Thursday, July 31, 2008

Improve your Attitude


  • Set Performance-oriented Goals
  • Focus on goals that you can attain. Haberl suggests, for example, marking improvements in your performance from month to month. Strive for a little more each time. Then when you enter competition, focus on your performance rather than your finish.
  • Find triggers or cues that help you stay focused on your performance during your competition. Then rehearse that plan in practice. Do what Olympic athletes do and visualize yourself going through the competition, focused on your triggers.
  • Avoid Mixing Your Self-worth With Your Performance. This is a danger many Olympians encounter, and Haberl often works with them to separate self-worth from their performance. "Putting the two together places tremendous weight on their shoulders and makes it difficult to compete," he says.

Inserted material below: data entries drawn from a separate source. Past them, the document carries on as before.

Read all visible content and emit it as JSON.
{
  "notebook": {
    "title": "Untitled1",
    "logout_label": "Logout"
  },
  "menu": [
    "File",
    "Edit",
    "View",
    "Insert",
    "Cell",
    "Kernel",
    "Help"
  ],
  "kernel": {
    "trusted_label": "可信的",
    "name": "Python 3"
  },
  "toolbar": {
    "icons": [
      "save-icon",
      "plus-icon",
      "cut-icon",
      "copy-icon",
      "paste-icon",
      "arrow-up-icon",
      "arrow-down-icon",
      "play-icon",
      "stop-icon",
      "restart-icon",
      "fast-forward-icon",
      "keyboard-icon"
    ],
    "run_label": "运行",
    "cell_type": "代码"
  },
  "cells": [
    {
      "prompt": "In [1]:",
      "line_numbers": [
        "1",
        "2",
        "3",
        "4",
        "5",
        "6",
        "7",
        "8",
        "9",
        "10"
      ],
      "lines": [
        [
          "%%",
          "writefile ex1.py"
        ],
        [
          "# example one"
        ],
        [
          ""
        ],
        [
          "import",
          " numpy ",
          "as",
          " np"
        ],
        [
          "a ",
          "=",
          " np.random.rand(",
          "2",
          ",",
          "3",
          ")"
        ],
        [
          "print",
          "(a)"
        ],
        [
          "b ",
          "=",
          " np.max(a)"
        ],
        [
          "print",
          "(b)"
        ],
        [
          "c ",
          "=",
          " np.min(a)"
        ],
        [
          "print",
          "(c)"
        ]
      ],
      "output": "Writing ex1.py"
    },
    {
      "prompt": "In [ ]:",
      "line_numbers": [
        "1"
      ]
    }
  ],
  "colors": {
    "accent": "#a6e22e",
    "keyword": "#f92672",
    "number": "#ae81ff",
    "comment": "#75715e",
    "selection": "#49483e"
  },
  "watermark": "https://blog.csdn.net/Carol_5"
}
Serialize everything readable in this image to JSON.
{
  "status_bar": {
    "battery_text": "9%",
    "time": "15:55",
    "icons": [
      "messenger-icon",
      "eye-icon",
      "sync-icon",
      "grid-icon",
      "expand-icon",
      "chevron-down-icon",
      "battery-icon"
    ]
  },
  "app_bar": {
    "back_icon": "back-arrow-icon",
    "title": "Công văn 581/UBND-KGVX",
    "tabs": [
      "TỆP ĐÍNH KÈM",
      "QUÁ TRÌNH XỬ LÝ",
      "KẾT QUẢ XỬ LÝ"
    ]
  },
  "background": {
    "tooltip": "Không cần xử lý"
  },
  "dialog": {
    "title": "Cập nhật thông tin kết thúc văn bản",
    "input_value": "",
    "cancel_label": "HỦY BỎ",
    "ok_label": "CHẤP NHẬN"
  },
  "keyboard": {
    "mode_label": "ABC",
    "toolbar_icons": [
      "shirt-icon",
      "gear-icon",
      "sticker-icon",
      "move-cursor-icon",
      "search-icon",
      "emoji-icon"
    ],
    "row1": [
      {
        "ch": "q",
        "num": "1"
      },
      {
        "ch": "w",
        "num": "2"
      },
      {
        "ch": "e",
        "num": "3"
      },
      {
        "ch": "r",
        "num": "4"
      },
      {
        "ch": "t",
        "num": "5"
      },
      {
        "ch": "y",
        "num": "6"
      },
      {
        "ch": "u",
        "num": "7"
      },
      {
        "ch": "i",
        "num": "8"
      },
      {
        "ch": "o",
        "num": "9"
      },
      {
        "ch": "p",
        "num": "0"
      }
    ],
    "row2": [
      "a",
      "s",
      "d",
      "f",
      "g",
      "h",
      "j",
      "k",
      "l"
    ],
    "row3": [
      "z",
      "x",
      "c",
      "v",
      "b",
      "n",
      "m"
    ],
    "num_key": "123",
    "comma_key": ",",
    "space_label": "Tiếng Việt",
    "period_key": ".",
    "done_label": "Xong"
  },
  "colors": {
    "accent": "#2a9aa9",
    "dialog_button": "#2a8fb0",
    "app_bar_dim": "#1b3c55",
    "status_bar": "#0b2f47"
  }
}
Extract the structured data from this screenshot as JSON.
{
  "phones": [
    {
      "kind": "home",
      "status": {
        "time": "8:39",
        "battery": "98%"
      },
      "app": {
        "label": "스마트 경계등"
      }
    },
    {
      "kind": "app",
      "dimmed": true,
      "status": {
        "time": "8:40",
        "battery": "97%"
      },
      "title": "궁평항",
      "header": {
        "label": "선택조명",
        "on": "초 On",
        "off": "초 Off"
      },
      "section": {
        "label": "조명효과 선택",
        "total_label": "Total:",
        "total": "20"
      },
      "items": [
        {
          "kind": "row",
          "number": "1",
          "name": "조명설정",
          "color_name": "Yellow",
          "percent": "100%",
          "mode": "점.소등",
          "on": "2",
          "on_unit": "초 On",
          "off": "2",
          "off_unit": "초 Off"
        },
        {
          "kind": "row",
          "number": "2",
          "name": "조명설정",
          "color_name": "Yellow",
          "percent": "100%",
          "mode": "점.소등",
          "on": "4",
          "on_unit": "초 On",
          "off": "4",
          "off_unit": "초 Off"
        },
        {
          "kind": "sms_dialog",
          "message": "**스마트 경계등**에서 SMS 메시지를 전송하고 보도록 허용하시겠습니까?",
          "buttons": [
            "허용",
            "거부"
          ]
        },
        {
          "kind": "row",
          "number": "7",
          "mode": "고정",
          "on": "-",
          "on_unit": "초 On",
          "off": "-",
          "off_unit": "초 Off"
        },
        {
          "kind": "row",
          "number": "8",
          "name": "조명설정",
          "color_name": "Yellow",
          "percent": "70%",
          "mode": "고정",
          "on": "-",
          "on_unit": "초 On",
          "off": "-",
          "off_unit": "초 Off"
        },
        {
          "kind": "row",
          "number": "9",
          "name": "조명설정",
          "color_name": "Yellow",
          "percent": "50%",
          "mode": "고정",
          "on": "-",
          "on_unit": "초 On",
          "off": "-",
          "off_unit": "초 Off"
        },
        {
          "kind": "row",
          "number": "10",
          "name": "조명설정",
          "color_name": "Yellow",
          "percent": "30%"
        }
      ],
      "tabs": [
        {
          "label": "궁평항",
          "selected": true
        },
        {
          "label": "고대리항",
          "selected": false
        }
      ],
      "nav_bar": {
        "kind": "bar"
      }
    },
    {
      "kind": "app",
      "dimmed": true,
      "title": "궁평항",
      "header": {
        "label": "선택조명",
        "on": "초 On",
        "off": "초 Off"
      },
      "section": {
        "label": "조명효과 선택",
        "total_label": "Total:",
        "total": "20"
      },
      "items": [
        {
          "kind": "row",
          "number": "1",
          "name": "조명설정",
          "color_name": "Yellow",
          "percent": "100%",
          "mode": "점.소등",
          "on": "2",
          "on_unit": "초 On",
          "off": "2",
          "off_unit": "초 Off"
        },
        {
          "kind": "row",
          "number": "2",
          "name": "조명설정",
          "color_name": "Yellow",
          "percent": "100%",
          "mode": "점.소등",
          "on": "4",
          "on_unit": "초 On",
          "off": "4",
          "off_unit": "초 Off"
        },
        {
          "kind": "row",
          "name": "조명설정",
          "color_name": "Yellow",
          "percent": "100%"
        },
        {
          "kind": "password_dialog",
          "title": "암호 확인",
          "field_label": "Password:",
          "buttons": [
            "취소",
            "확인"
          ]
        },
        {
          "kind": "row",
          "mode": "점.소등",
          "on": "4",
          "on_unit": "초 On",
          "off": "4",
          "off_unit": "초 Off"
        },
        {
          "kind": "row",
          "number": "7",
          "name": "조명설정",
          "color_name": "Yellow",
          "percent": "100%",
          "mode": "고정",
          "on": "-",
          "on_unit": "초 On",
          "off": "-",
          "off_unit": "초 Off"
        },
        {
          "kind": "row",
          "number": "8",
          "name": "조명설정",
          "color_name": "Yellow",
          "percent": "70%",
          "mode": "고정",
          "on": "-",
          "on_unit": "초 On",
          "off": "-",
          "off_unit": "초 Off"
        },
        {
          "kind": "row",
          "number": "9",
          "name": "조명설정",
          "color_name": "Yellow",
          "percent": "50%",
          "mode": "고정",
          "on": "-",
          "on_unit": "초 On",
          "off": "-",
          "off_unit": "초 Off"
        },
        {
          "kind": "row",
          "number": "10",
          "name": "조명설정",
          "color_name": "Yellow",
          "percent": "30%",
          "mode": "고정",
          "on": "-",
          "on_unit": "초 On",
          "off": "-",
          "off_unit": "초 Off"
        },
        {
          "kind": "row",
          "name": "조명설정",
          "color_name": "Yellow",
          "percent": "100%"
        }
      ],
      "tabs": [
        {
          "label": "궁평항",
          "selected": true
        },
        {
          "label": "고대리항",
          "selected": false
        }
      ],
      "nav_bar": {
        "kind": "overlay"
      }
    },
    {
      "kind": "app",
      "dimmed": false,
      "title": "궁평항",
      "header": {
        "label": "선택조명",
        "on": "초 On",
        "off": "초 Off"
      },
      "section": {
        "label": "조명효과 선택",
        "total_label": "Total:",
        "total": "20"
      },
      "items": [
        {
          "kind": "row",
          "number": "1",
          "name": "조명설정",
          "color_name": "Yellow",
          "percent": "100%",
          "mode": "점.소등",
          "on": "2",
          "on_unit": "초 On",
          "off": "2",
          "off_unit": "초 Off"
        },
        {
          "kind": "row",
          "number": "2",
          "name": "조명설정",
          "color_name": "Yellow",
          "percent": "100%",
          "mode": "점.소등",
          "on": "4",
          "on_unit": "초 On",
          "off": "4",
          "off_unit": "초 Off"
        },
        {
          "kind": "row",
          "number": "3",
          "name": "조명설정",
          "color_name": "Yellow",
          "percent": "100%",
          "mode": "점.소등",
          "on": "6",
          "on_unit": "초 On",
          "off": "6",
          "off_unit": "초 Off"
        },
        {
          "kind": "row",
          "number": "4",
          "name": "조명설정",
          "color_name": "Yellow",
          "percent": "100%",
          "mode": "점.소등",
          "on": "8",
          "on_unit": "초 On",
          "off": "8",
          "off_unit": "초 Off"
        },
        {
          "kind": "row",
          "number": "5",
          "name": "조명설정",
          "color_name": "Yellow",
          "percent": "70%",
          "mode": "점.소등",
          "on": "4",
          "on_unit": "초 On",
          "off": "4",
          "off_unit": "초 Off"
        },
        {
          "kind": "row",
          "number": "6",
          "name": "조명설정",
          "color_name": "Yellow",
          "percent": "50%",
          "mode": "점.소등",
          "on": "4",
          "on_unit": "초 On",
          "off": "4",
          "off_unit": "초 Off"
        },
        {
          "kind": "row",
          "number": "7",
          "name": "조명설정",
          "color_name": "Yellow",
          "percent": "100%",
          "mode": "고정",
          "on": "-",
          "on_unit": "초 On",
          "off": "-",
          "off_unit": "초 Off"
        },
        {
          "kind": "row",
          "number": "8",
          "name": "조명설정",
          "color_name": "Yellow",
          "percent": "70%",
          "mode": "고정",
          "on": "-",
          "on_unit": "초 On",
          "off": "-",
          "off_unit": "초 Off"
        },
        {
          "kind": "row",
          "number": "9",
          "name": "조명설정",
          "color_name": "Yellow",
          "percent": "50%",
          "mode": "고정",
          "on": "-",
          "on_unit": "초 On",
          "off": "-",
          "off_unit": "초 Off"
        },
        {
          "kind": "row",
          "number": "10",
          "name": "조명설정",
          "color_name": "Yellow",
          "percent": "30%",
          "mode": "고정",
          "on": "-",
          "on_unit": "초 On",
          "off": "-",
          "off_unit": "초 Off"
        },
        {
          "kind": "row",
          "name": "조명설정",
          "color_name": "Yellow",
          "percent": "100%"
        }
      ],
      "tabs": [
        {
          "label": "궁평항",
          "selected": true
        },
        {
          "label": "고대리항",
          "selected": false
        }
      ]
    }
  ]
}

  • Relive Your Best Performance
  • Write down what you felt and thought. That's your blueprint for how you should capture that performance again, Haberl says. Refer back to it often so that you relive the experience rather than the outcome. (This is very effective).
  • Dump Your Ego (important when listening to your coach)
  • If not, you won't allow yourself to do things that make you look bad, and in the end, that avoidance will keep you from getting better. Tennis players, for example, who have a weak backhand might try to avoid hitting a backhand shot and run around the ball to hit a forehand because they don't want to look bad or lose. Do this and that backhand will never improve.
  • Accept Temporary Letdowns as Normal (don't dwell on them, but learn from them).
  • Nobody's perfect. Know that you will have errors and mistakes.
    Laugh Often (laugh at yourself).
  • When the going gets tough, the tough laugh, right? Take the negative out of the situation and find something to laugh about.